Algunos consideran que la autora no logra meterse en la piel del emperador, que no lo consigue porque tratar de revivir a alguien muerto hace siglos es un imposible. Se ha escrito que el Adriano de Yourcenar parece un cortesano de Luis XIV, y yo llegué en una ocasión a escuchar a Luis Racionero, entrevistado, creo, por Sánchez Dragó, compararlo con un noble belga. Bien, pues aun admitiendo la imposibilidad de recrear la vida de un personaje del pasado al milímetro, si alguien ha podido acercarse alguna vez a este imposible, esa ha sido Marguerite Yourcenar.

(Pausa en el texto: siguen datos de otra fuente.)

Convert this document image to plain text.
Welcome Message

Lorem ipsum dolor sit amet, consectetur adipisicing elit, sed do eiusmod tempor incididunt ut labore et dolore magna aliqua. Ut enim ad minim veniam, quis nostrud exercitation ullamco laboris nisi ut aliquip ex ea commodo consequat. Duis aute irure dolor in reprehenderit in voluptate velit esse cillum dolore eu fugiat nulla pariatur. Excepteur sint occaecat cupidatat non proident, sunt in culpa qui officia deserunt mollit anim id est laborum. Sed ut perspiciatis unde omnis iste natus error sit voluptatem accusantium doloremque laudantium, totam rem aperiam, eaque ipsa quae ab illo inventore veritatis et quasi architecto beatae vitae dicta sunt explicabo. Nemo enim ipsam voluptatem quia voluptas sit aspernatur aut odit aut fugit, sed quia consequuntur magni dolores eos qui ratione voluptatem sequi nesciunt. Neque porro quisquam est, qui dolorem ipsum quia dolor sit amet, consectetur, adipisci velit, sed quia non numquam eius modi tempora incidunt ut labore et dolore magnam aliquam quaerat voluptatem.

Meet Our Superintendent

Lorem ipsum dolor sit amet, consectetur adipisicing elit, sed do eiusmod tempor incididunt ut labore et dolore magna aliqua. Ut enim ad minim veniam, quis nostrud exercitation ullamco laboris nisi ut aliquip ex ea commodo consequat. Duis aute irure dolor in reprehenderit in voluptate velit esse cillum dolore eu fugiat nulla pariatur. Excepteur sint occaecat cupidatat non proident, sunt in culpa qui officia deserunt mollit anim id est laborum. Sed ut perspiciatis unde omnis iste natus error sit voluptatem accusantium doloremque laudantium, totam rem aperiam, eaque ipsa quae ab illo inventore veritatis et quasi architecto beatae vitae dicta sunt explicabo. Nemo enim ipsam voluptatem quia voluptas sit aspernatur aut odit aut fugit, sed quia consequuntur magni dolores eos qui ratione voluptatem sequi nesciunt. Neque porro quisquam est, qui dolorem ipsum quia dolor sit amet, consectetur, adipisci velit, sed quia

La voz de Adriano suena hoy en todas las cabezas a través de los ojos y el pensamiento enamorado de la autora, que gustaba de usar la voz masculina en sus escritos —como por cierto hizo también Marie Renault—; voces de hombres que amaban a otros hombres. Porque, ante todo, Memorias de Adriano es una historia de amor que se ha convertido en el paradigma del amor griego y el sacrificio (tanto conmueve la figura de Antinoo, el hermoso esclavo bitinio que dio la vida por su dueño al que amaba, muriendo ahogado para aplacar la ira de los dioses, que no solo ha sido reproducida centenares de veces en mármol, bronce y marfil, sino que además se construyó una ciudad con su nombre e, incluso, se le llegó a adorar como dios). En fin, aunque muchos han reescrito esta historia de amor (desde Wilde, pasando por Pessoa hasta Terenci Moix), ninguno ha logrado transmitir el desgarro que resuena en las páginas de Yourcenar y que las transforma en el primero de los libros fetiches de mi biblioteca.